Encountered a small but irritating problem between Access 2000 and Access 2003. Designed a table and input form in Access 2000 that contain a date field to capture credit card expiration dates, which are always only month and year. Made the format "m/yy" with an input mask of #0/00;0;_. Works perfectly in my Access 2000, but when I installed the application on a client's (non-profit org.) computers, which have Access 2003, *every entry of a year other than this year (06) gets changed to 06*. E.g., if the user enters 0508 and tabs to the next field, it displays "5/06". It behaves as though it thinks you entered only the month and DAY, but since the format has to be m/yy, it displays the 5 and tacks on the current year.

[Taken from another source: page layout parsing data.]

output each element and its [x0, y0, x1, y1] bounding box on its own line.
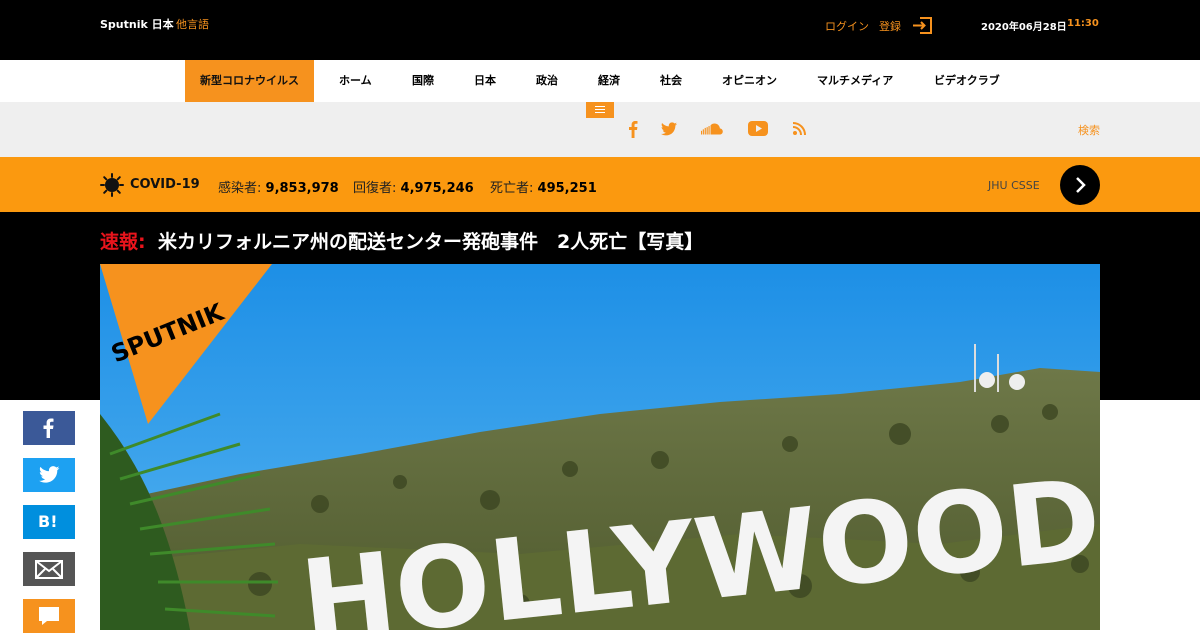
facebook-icon[interactable]	[628, 120, 638, 138]
comment-button[interactable]	[23, 599, 75, 633]
article-photo[interactable]: HOLLYWOOD SPUTNIK	[100, 264, 1100, 630]
facebook-icon	[43, 418, 54, 438]
nav-item-opinion[interactable]: オピニオン	[722, 60, 777, 102]
nav-item-society[interactable]: 社会	[660, 60, 682, 102]
register-link[interactable]: 登録	[879, 18, 901, 34]
nav-item-economy[interactable]: 経済	[598, 60, 620, 102]
twitter-share-button[interactable]	[23, 458, 75, 492]
covid-next-button[interactable]	[1060, 165, 1100, 205]
login-icon[interactable]	[912, 17, 932, 34]
main-nav: 新型コロナウイルス ホーム 国際 日本 政治 経済 社会 オピニオン マルチメデ…	[0, 60, 1200, 102]
nav-item-japan[interactable]: 日本	[474, 60, 496, 102]
hatena-bookmark-button[interactable]: B!	[23, 505, 75, 539]
chevron-right-icon	[1076, 177, 1086, 193]
nav-item-international[interactable]: 国際	[412, 60, 434, 102]
other-languages-link[interactable]: 他言語	[176, 16, 209, 32]
nav-item-coronavirus[interactable]: 新型コロナウイルス	[185, 60, 314, 102]
twitter-icon	[39, 466, 60, 483]
current-time: 11:30	[1067, 18, 1099, 29]
comment-icon	[39, 607, 59, 625]
recovered-count: 4,975,246	[400, 181, 474, 196]
hatena-label: B!	[38, 512, 58, 531]
top-bar: Sputnik 日本 他言語 ログイン 登録 2020年06月28日 11:30	[0, 0, 1200, 60]
login-link[interactable]: ログイン	[825, 18, 869, 34]
virus-icon	[100, 173, 124, 197]
youtube-icon[interactable]	[748, 121, 768, 136]
breaking-label: 速報:	[100, 231, 146, 253]
nav-item-multimedia[interactable]: マルチメディア	[817, 60, 893, 102]
email-share-button[interactable]	[23, 552, 75, 586]
search-link[interactable]: 検索	[1078, 122, 1100, 138]
nav-item-politics[interactable]: 政治	[536, 60, 558, 102]
nav-item-videoclub[interactable]: ビデオクラブ	[934, 60, 1000, 102]
sub-bar: 検索	[0, 102, 1200, 157]
data-source: JHU CSSE	[988, 179, 1040, 192]
covid-label: COVID-19	[130, 177, 200, 192]
envelope-icon	[35, 560, 63, 579]
infected-count: 9,853,978	[265, 181, 339, 196]
site-brand[interactable]: Sputnik 日本	[100, 16, 174, 32]
facebook-share-button[interactable]	[23, 411, 75, 445]
nav-item-home[interactable]: ホーム	[339, 60, 372, 102]
deaths-count: 495,251	[537, 181, 597, 196]
rss-icon[interactable]	[793, 122, 806, 135]
menu-toggle-button[interactable]	[586, 102, 614, 118]
deaths-stat: 死亡者: 495,251	[490, 181, 597, 196]
article-headline[interactable]: 米カリフォルニア州の配送センター発砲事件 2人死亡【写真】	[158, 227, 703, 254]
recovered-stat: 回復者: 4,975,246	[353, 181, 474, 196]
twitter-icon[interactable]	[661, 120, 677, 138]
infected-stat: 感染者: 9,853,978	[218, 181, 339, 196]
covid-stats-bar[interactable]: COVID-19 感染者: 9,853,978 回復者: 4,975,246 死…	[0, 157, 1200, 212]
current-date: 2020年06月28日	[981, 22, 1067, 33]
hollywood-sign-image: HOLLYWOOD SPUTNIK	[100, 264, 1100, 630]
soundcloud-icon[interactable]	[701, 120, 723, 138]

Access (at least Access 2000) does not offer a built-in month/year format. So how can I make the field understand that what goes in there is supposed to be only month and year? Is it possible to do with a Date/Time field type, or do I need to make it Text, or what?


----------



## etaf (Oct 2, 2003)

i'm a surprised on the M/YY format - how doesOct Nov Dec work 10/11/12
should the format be MM/YY


----------



## DKTaber (Oct 26, 2001)

You can make the format anything you want. It controls only what's displayed, not what the system stores. If I make the format "mm/yy", for single-digit months it will display "05/06". With the "m/yy", it displays "5/06" and for double digit months, 12/06. However, what the system stores is the *Julian* date (today, for example, is 38801). That may be the problem because if you establish a field with a data type of "Date/Time", Access 2003 might require the full date in order to store the Julian number. But why doesn't Access 2000?


----------



## DKTaber (Oct 26, 2001)

Upon posting this message, I'll mark it as solved. Reason: The problem has nothing to do with differences between Access 2000 and -2003. I just retried entering a month/year other than this year, and my Access 2000 does the same thing -- changes the year to this year regardless of what you enter. I have concluded that a month/year field CANNOT be entered in the table definition as "Date/Time"; it MUST be "Text". If one thinks about it, a "month/year" entry IS NOT A DATE! Access stores all dates in Julian format and cannot store a month/year entry in that format because there is no DAY.

I apologize for cluttering the board. Next time, I will make sure brain is in gear before engaging mouth!


----------